Before Americans get too giddy over the lower taxes just crafted by their representatives in Congress, they should remember two words often associated with responsible changes in the tax code: simplification and savings.

On both counts, the latest burst of congressional tax writing is a bust.

Remember the tax simplification promises of our politicians one short year ago? True, no one had high hopes for a flat tax or a national sales tax. But we've just been handed the opposite extreme.

The child tax credit sounds simple, but is your income too high, or too low? Where do the phase-outs phase in? Are you ready to fill out the probable new forms?

And the new individual retirement account (IRA) options. The complexity here won't be understanding the choices but figuring out which one really fits your financial situation. While you're at it, don't forget to study the three or four different ways to figure capital gains on your sale of real estate or stocks.

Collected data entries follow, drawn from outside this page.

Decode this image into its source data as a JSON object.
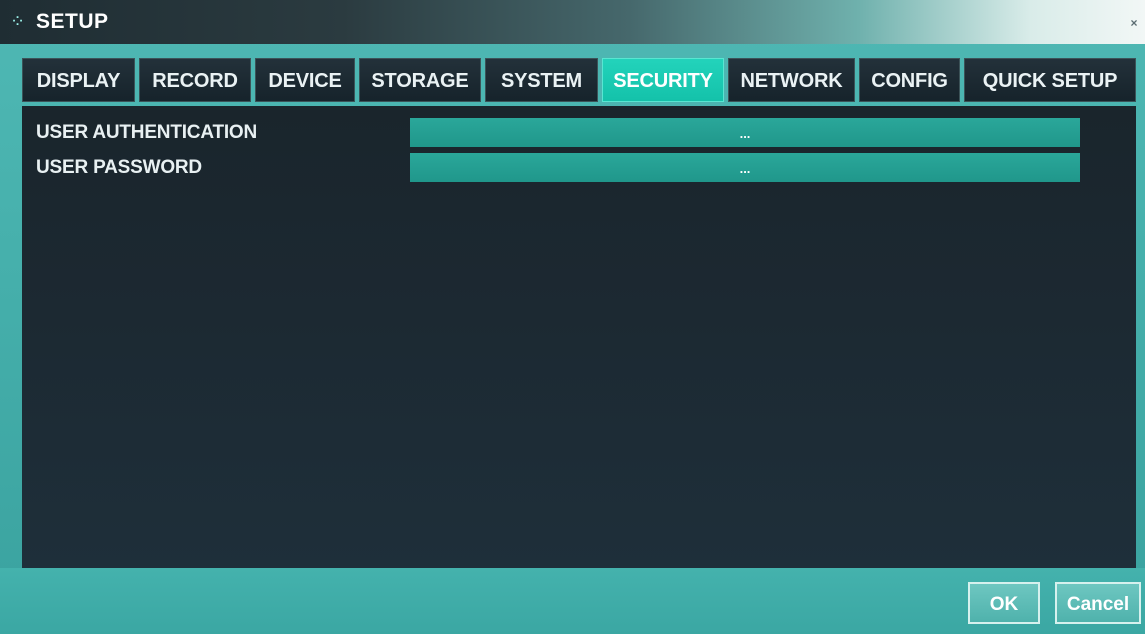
{
  "window": {
    "title": "SETUP",
    "icon": "setup-icon",
    "close_glyph": "×"
  },
  "tabs": [
    {
      "label": "DISPLAY",
      "active": false
    },
    {
      "label": "RECORD",
      "active": false
    },
    {
      "label": "DEVICE",
      "active": false
    },
    {
      "label": "STORAGE",
      "active": false
    },
    {
      "label": "SYSTEM",
      "active": false
    },
    {
      "label": "SECURITY",
      "active": true
    },
    {
      "label": "NETWORK",
      "active": false
    },
    {
      "label": "CONFIG",
      "active": false
    },
    {
      "label": "QUICK SETUP",
      "active": false
    }
  ],
  "settings": [
    {
      "label": "USER AUTHENTICATION",
      "value": "..."
    },
    {
      "label": "USER PASSWORD",
      "value": "..."
    }
  ],
  "footer": {
    "ok_label": "OK",
    "cancel_label": "Cancel"
  },
  "colors": {
    "accent": "#14c2aa",
    "panel": "#1c2932",
    "frame": "#46b0ac",
    "field": "#20978b"
  }
}
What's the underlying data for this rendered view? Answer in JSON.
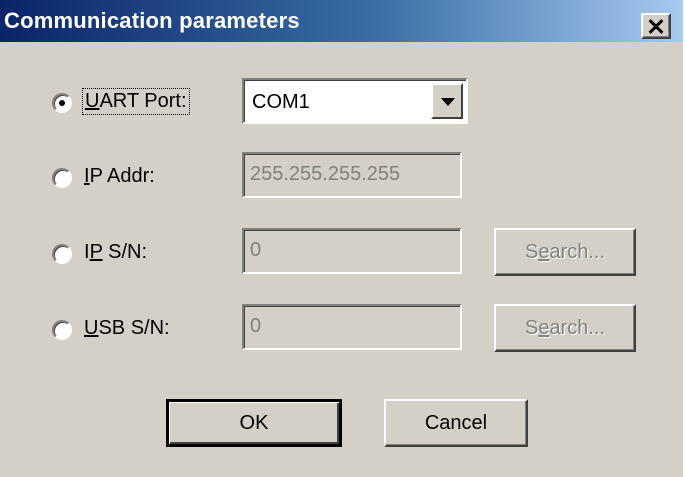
{
  "window": {
    "title": "Communication parameters"
  },
  "options": {
    "uart": {
      "label_u": "U",
      "label_rest": "ART Port:",
      "selected": true,
      "value": "COM1"
    },
    "ip_addr": {
      "label_u": "I",
      "label_rest": "P Addr:",
      "selected": false,
      "value": "255.255.255.255"
    },
    "ip_sn": {
      "label_pre": "I",
      "label_u": "P",
      "label_rest": " S/N:",
      "selected": false,
      "value": "0",
      "search_pre": "S",
      "search_u": "e",
      "search_rest": "arch..."
    },
    "usb_sn": {
      "label_u": "U",
      "label_rest": "SB S/N:",
      "selected": false,
      "value": "0",
      "search_pre": "S",
      "search_u": "e",
      "search_rest": "arch..."
    }
  },
  "buttons": {
    "ok": "OK",
    "cancel": "Cancel"
  }
}
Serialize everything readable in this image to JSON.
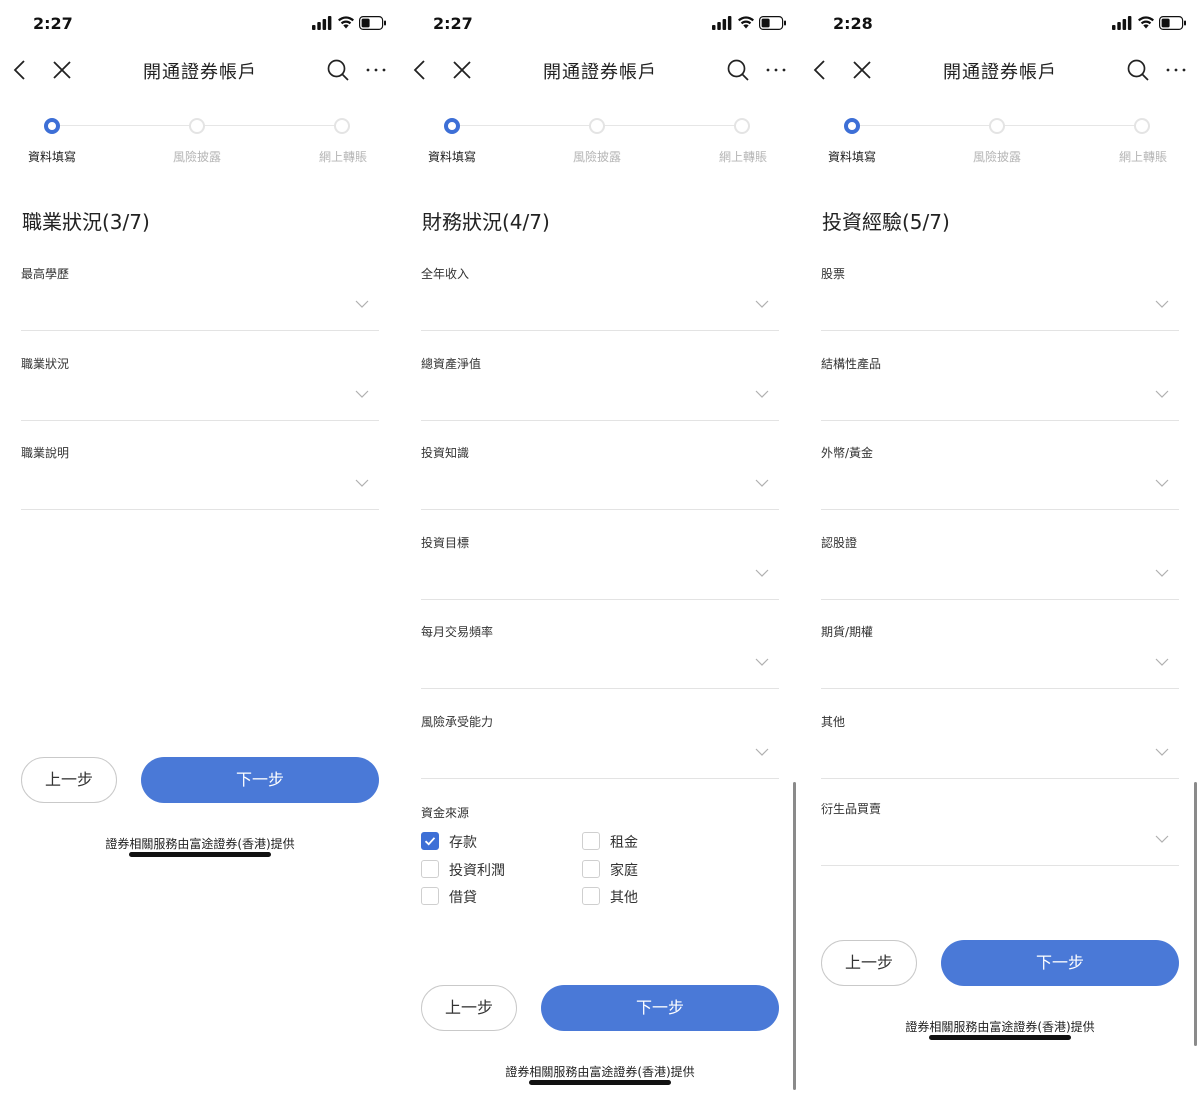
{
  "screens": [
    {
      "time": "2:27",
      "title": "開通證券帳戶",
      "steps": [
        "資料填寫",
        "風險披露",
        "網上轉賬"
      ],
      "section_title": "職業狀況(3/7)",
      "fields": [
        "最高學歷",
        "職業狀況",
        "職業說明"
      ],
      "prev_label": "上一步",
      "next_label": "下一步",
      "footer": "證券相關服務由富途證券(香港)提供"
    },
    {
      "time": "2:27",
      "title": "開通證券帳戶",
      "steps": [
        "資料填寫",
        "風險披露",
        "網上轉賬"
      ],
      "section_title": "財務狀況(4/7)",
      "fields": [
        "全年收入",
        "總資產淨值",
        "投資知識",
        "投資目標",
        "每月交易頻率",
        "風險承受能力"
      ],
      "funds_label": "資金來源",
      "funds_options": [
        {
          "label": "存款",
          "checked": true
        },
        {
          "label": "租金",
          "checked": false
        },
        {
          "label": "投資利潤",
          "checked": false
        },
        {
          "label": "家庭",
          "checked": false
        },
        {
          "label": "借貸",
          "checked": false
        },
        {
          "label": "其他",
          "checked": false
        }
      ],
      "prev_label": "上一步",
      "next_label": "下一步",
      "footer": "證券相關服務由富途證券(香港)提供"
    },
    {
      "time": "2:28",
      "title": "開通證券帳戶",
      "steps": [
        "資料填寫",
        "風險披露",
        "網上轉賬"
      ],
      "section_title": "投資經驗(5/7)",
      "fields": [
        "股票",
        "結構性產品",
        "外幣/黃金",
        "認股證",
        "期貨/期權",
        "其他",
        "衍生品買賣"
      ],
      "prev_label": "上一步",
      "next_label": "下一步",
      "footer": "證券相關服務由富途證券(香港)提供"
    }
  ],
  "colors": {
    "accent": "#3d6fd6",
    "button_primary": "#4a79d7",
    "divider": "#e3e3e3",
    "inactive_step": "#b5b5b5"
  }
}
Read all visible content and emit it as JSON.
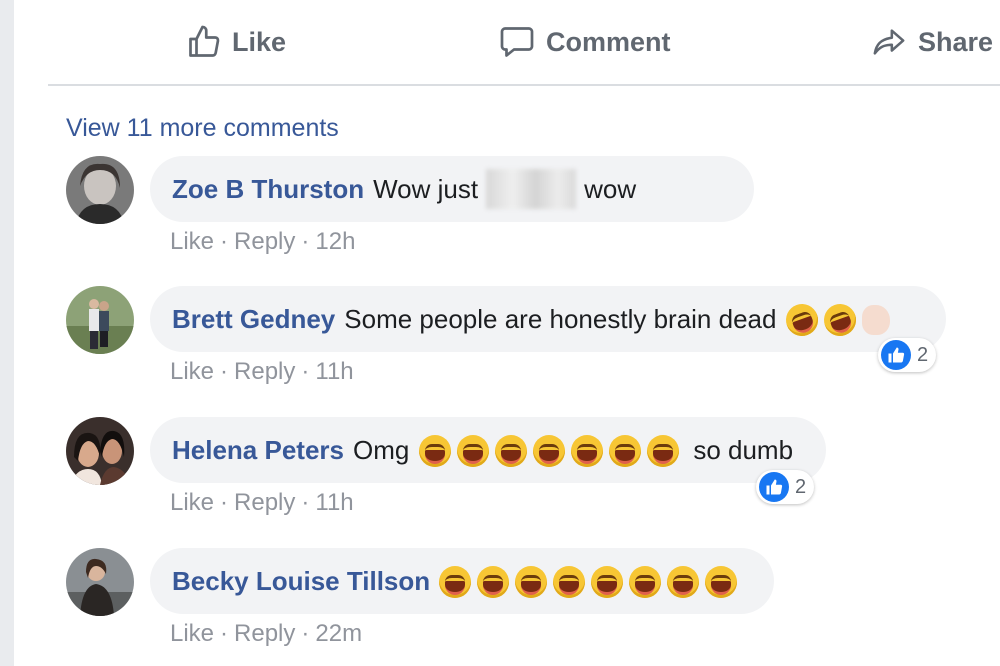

To top it off, some families with moderate incomes and lots of children may find themselves suddenly forced to use the very complicated alternative minimum tax - the IRS's way of assuring that people with many deductions relative to income pay their fair share. Only the wealthy had to deal with that before.

Some critics are dubbing the tax-cut package of 1997 the Full Employment Act for Tax Preparers.

And saving? Well, the expanded IRA choices are supposed to supply incentives to save - which is often seen as a neglected need in the US economy. But IRAs may do little to generate new saving. Instead, well-off people who already have money socked away will simply shift it into the new, higher yielding accounts. The real need is to help people of moderate means get into savings plans.